The Amulsar gold project is located in the mountainous south of Armenia. The area is home to several endangered animal species. (Image courtesy of Lydian International)

Lydian International (TSX:LYD) will know next week whether the Armenian government will allow the company to continue building its Amulsar gold mine, located in the mountainous south of the country.

The project has been illegally blocked since June last year by locals and environmental activists who claim the operation would threaten several endangered animal species. These include the world’s rarest big cat, the Caucasian Leopard, of which there are only thought to be 10 left in Armenia.

Despite court rulings in Lydian’s favour, police has not been able to restore uninterrupted access to the mine site.

Based on company’s estimates, the blockade has cost Lydian about $100,000 a day and the loss of several key professionals

The scope of the work included a review of the firm’s Environmental and Social Impact Assessment (ESIA) and Environmental Impact Assessment (EIA), even though the later had been previously approved by the Armenian authorities before the firm began construction.

Ongoing opposition prompted the government in September to order a three-stage assessment. The objective was to study the possible impact of the project on the wildlife present in the mountain ranges of the Southern Caucasus and, particularly, in water resources such as Lake Sevan, which holds almost 25% of Armenia’s fresh water supply.

Based on company’s estimates, the blockade has cost Lydian about $100,000 a day and the loss of several key professionals.

The TSX-listed miner said in a statement it has provided the special investigative committee (SIC) with more than 300 documents, totalling about 20,000 pages of information. It has also participated in extensive technical discussions during the audit over the past four months.

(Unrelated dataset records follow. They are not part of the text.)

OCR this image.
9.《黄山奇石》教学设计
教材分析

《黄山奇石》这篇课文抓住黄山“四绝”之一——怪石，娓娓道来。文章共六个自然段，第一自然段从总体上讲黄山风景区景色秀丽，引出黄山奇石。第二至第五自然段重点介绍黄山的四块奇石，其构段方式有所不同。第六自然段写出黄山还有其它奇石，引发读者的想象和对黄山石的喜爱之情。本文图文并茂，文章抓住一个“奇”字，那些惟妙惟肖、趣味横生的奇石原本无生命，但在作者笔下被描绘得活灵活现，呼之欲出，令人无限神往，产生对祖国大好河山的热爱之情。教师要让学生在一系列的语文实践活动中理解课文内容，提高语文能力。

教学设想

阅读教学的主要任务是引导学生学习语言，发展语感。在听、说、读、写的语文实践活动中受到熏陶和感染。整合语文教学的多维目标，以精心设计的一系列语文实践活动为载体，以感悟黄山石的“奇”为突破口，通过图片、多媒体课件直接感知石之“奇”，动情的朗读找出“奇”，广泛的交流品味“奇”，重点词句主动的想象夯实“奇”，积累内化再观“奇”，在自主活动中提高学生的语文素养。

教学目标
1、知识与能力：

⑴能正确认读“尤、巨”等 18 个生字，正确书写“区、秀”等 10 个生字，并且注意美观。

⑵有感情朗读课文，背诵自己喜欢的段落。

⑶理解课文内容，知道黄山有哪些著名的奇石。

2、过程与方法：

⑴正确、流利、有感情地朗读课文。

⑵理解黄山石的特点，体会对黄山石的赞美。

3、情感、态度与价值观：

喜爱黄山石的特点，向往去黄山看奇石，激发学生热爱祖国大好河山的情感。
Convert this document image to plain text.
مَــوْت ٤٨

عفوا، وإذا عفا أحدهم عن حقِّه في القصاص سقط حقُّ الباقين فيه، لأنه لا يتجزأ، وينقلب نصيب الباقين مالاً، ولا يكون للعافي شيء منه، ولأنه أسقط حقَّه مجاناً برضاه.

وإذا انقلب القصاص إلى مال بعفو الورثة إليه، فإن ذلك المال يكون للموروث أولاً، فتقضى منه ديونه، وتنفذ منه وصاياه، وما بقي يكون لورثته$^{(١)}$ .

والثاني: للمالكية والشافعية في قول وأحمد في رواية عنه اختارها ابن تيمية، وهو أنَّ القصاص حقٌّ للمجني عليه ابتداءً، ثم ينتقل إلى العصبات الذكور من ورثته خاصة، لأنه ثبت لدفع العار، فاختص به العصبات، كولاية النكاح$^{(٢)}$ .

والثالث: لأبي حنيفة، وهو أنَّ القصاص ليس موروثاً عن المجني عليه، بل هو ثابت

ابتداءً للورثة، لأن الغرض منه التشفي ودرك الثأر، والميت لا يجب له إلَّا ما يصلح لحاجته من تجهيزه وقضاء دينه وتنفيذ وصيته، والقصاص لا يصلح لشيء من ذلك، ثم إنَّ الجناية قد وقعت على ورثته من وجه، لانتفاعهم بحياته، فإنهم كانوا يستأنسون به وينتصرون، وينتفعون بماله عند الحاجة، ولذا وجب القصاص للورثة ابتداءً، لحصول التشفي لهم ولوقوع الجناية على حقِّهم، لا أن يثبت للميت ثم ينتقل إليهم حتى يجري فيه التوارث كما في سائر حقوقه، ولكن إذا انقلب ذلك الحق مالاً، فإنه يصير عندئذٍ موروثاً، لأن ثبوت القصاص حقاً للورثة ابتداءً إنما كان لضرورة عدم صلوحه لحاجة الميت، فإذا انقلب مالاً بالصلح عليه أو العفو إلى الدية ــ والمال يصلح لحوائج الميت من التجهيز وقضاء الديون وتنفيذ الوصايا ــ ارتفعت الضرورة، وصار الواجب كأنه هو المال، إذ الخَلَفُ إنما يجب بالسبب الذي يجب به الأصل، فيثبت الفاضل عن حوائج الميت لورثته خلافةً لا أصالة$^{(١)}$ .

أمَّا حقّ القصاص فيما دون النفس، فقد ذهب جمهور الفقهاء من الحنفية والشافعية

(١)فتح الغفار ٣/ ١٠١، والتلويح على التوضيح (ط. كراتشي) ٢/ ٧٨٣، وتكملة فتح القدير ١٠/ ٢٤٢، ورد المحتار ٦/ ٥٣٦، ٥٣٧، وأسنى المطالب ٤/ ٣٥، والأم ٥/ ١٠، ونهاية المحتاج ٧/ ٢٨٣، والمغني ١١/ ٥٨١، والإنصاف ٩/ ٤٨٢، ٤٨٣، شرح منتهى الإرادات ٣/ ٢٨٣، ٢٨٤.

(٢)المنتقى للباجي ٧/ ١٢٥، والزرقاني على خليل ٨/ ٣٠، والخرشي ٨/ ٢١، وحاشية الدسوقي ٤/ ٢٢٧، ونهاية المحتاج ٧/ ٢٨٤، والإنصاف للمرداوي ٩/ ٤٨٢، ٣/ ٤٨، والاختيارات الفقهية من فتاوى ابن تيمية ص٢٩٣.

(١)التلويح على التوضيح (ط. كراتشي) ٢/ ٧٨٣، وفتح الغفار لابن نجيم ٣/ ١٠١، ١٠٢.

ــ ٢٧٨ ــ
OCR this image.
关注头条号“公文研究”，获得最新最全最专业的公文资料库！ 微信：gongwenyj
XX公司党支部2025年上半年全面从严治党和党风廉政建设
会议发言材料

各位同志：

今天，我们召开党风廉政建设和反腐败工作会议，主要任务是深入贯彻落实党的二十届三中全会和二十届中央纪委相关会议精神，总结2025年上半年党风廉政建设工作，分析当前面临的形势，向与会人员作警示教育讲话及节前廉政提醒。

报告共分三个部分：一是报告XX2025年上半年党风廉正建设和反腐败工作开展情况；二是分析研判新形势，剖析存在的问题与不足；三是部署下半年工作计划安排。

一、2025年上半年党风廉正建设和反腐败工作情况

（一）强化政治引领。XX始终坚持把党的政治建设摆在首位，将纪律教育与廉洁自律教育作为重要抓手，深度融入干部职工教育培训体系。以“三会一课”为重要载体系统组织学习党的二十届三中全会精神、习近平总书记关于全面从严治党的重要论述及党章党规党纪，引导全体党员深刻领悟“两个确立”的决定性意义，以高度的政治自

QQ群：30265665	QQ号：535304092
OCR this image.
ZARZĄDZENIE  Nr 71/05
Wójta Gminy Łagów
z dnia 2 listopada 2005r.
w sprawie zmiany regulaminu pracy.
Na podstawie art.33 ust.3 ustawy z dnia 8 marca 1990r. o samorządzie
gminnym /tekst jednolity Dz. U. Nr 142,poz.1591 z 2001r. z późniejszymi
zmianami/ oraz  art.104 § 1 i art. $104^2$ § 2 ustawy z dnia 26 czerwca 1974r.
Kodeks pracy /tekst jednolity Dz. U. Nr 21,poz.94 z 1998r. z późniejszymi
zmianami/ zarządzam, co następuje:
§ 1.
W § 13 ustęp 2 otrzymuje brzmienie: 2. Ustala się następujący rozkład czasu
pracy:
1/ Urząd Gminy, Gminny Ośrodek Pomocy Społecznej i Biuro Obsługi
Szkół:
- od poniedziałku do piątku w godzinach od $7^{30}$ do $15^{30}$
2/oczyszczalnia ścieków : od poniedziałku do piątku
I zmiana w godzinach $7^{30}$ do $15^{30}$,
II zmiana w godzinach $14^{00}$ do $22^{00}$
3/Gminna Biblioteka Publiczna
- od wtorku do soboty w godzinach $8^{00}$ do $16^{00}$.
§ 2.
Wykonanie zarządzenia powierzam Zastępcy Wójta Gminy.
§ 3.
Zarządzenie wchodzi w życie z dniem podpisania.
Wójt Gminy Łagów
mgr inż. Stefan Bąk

Lydian noted a translation of the final conclusions will be delivered early next week.

Opposition to mining in Armenia has its roots in a long list of environmental disasters caused by previous operations, as well as in allegations of corruption among authorities in charge of granting licences.

The country, however, needs foreign investment and jobs that properly run and managed mining projects could bring in.

If approved, the Amulsar mine will be a large-scale operation with annual gold production averaging around 225,000 ounces over an initial 10-year life.